Additional areas have been added to the evacuation list. Call the fire information line, (707) 967-4207, to hear a recorded message with the details.
(UPDATED at 9:19 a.m. PT, September 13, 2015)
Light to moderate rain has developed in areas near the Valley Fire. Scroll down to see the weather forecast, which called for a slight chance of a few sprinkles in the morning, but no significant rainfall was expected.
The video below is from @JeffFrost, and tagged #Middletown.
#ValleyFire #Middletown #cadrought pic.twitter.com/Ja9z36lQZi
— Jeff Frost (@Jeff_Frost) September 13, 2015
He wrote on Instagram:
Last night was the most insane night of my life. I watched an entire town burn to the ground. My sympathy goes to the residents of #Middletown #california.
(Originally published at 7:40 a.m. PT, September 13, 2015. Updated at 8:54 a.m. September 13, 2015)
Still another fire in California is causing havoc. The Valley Fire reported at 1:24 p.m. PT on Saturday grew to 10,000 acres within six hours. By 10 p.m. it had exploded to 25,000 acres and at 6 a.m. Sunday CAL FIRE PIO Daniel Berlant said it had burned 40,000 acres.

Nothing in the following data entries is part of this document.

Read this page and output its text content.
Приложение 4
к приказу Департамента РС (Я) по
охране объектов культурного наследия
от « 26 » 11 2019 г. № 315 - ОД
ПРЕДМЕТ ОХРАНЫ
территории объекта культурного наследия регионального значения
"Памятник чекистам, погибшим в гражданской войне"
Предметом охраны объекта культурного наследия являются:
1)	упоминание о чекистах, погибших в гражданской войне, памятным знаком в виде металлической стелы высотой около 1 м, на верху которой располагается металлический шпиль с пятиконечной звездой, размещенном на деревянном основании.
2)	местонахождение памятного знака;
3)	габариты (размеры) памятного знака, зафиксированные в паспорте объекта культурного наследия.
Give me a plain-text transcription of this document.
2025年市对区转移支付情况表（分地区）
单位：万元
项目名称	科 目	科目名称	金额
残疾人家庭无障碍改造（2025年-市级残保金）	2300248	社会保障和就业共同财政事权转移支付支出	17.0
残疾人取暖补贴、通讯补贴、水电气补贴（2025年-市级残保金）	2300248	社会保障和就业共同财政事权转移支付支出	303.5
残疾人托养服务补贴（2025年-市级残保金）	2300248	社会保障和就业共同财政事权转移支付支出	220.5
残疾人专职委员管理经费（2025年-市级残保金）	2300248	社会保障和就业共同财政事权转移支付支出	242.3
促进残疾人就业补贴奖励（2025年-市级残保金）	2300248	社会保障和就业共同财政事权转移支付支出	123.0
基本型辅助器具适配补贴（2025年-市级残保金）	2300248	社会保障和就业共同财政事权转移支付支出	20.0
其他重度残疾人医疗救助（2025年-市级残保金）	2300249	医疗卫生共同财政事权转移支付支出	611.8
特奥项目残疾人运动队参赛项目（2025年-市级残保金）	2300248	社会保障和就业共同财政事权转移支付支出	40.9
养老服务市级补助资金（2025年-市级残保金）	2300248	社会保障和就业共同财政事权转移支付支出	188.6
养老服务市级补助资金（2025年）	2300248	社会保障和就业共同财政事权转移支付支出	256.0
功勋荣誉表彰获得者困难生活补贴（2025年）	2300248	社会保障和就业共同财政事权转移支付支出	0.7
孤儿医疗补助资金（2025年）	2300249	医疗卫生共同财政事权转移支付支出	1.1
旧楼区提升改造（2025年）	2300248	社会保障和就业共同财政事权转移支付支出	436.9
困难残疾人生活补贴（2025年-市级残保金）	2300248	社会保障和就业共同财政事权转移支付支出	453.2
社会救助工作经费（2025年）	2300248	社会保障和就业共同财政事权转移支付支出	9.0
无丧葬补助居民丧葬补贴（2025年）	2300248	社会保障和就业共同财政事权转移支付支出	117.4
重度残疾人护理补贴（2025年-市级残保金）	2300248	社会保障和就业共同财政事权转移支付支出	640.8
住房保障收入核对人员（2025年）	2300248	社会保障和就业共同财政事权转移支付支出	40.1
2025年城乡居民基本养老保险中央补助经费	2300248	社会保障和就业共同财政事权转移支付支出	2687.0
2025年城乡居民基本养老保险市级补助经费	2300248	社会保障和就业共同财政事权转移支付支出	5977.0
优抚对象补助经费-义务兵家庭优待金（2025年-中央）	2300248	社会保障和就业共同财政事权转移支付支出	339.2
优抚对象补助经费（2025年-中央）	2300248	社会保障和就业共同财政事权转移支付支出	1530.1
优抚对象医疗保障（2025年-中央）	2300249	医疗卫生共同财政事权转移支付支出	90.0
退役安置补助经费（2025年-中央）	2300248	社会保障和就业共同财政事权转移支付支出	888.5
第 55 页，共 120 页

The towns of Middletown and Cobb, about an hour northeast of Sonoma Valley, are on fire. Prayers to those affected and to the 4 injured firefighters. This photo was taken by my husband who is currently helping save homes in the area, one by one. ?? #valleyfire #lakecounty #fire #middletown A photo posted by Adrienne Shubin (@therichlifeonabudget) on
There are unconfirmed reports that dozens of homes have burned but the actual number has not been released by authorities. The towns of Cobb, Middletown and Hidden Valley were some of the areas hardest hit. There is a report that a school burned in Middletown.

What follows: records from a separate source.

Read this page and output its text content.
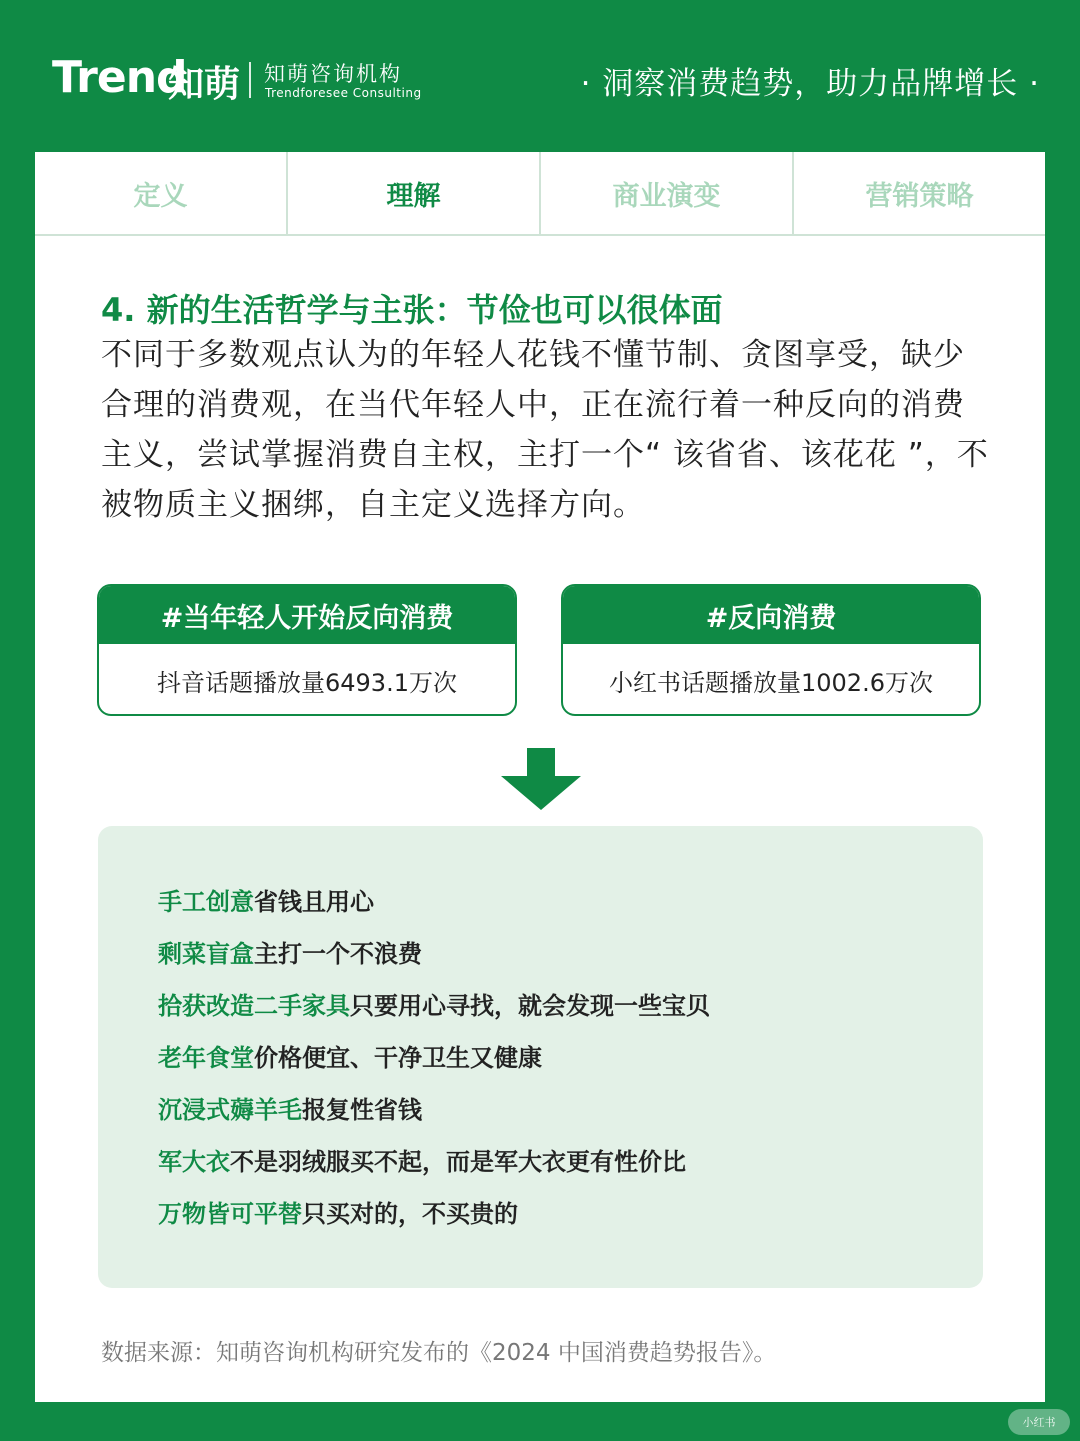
Trend
知萌 知萌咨询机构
Trendforesee Consulting	· 洞察消费趋势，助力品牌增长 ·
定义	理解	商业演变	营销策略
4. 新的生活哲学与主张：节俭也可以很体面
不同于多数观点认为的年轻人花钱不懂节制、贪图享受，缺少合理的消费观，在当代年轻人中，正在流行着一种反向的消费主义，尝试掌握消费自主权，主打一个“ 该省省、该花花 ”，不被物质主义捆绑，自主定义选择方向。
#当年轻人开始反向消费
抖音话题播放量6493.1万次
#反向消费
小红书话题播放量1002.6万次
手工创意省钱且用心
剩菜盲盒主打一个不浪费
拾获改造二手家具只要用心寻找，就会发现一些宝贝
老年食堂价格便宜、干净卫生又健康
沉浸式薅羊毛报复性省钱
军大衣不是羽绒服买不起，而是军大衣更有性价比
万物皆可平替只买对的，不买贵的
数据来源：知萌咨询机构研究发布的《2024 中国消费趋势报告》。
小红书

Many areas along Highways 175 and 29 are under mandatory evacuation orders, encompassing at least 17 miles along those two highways.

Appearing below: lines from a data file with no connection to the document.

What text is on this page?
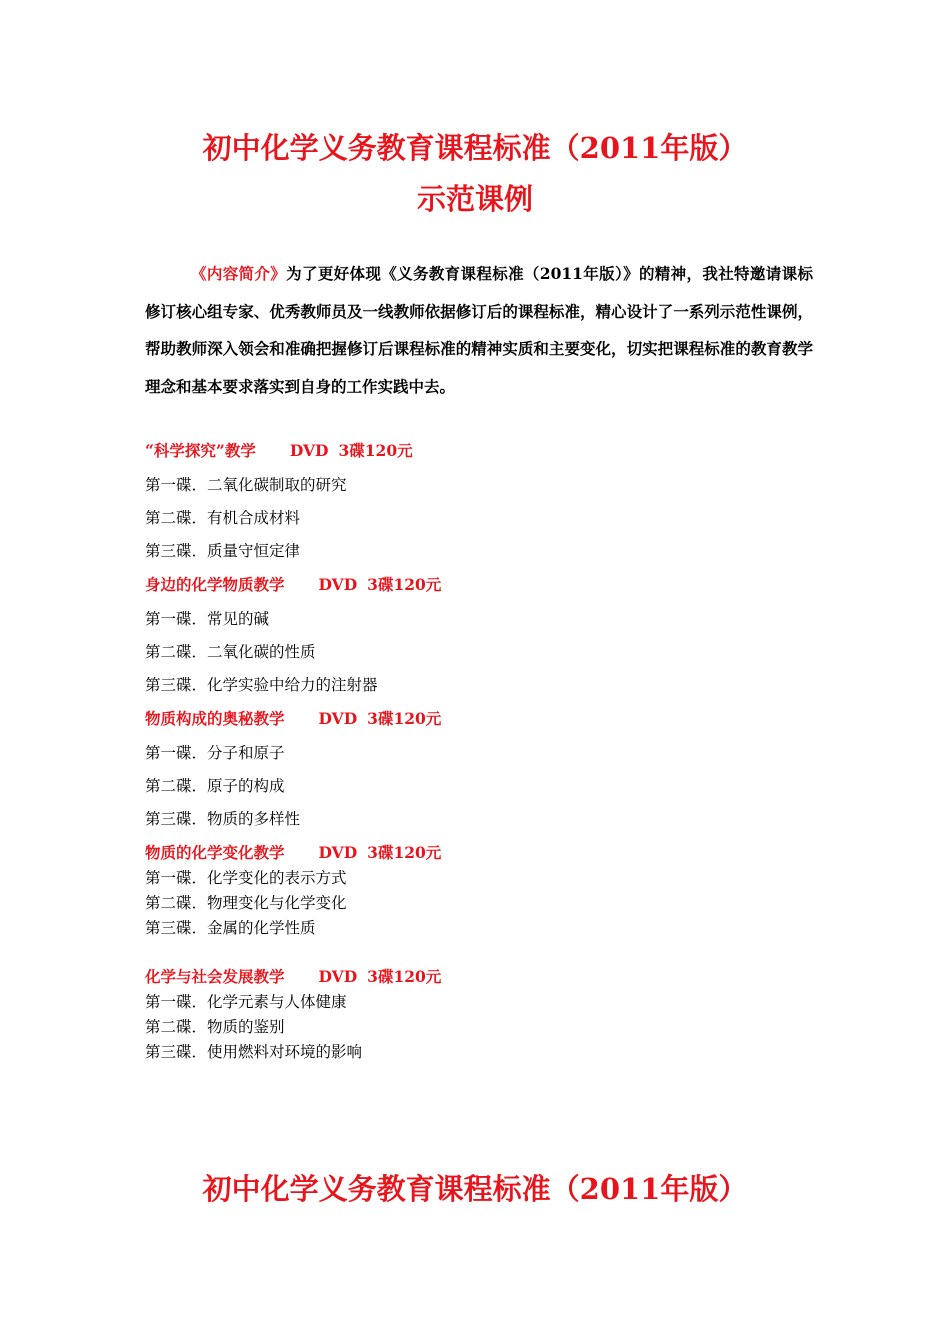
初中化学义务教育课程标准（2011年版）
示范课例
《内容简介》为了更好体现《义务教育课程标准（2011年版）》的精神，我社特邀请课标修订核心组专家、优秀教师员及一线教师依据修订后的课程标准，精心设计了一系列示范性课例，帮助教师深入领会和准确把握修订后课程标准的精神实质和主要变化，切实把课程标准的教育教学理念和基本要求落实到自身的工作实践中去。
“科学探究”教学 DVD 3碟120元
第一碟．二氧化碳制取的研究
第二碟．有机合成材料
第三碟．质量守恒定律
身边的化学物质教学 DVD 3碟120元
第一碟．常见的碱
第二碟．二氧化碳的性质
第三碟．化学实验中给力的注射器
物质构成的奥秘教学 DVD 3碟120元
第一碟．分子和原子
第二碟．原子的构成
第三碟．物质的多样性
物质的化学变化教学 DVD 3碟120元
第一碟．化学变化的表示方式
第二碟．物理变化与化学变化
第三碟．金属的化学性质
化学与社会发展教学 DVD 3碟120元
第一碟．化学元素与人体健康
第二碟．物质的鉴别
第三碟．使用燃料对环境的影响
初中化学义务教育课程标准（2011年版）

The map of the Valley Fire below shows the fire perimeter as surveyed by an aircraft at 12:04 a.m. PT on Sunday.
The fire is 66 miles north of San Francisco, 7 miles south of Clearlake, and 50 miles west of Sacramento.
Four firefighters working on the Valley Fire suffered second degree burns Saturday and were transported to the Firefighters Burn Institute at the University of California at Davis. At 8 p.m. Saturday Mr. Berlant said they were in stable condition.
This summer two other large fires burned in the same general area east of Highway 29 and southeast of Clearlake. The Rocky Fire burned about 70,000 acres and the Jerusalem Fire blackened at least 23,000. Like the Valley Fire, those fires spread very, very quickly the first day.
Some firefighters surmise that the explosiveness of these fires can be primarily attributed to drought-stricken desiccated vegetation. The other two factors that affect wildland fire behavior, topography and weather, have not been extreme influences as the fires spread.
A weather station in Calistoga 8 miles south of the fire on Saturday recorded afternoon winds of 0 to 8 mph gusting at 6 to 11, a high temperature of 87, and a variable relative humidity from 16 to 39 percent. Sunday’s forecast for the fire area predicts a temperature of 88 degrees, minimum relative humidity of 22 percent, and afternoon winds out of the southwest at 2 to 10 mph. There will be a cloud cover of 50 to 60 percent with a slight chance of a few sprinkles in the morning, but no significant rainfall is expected.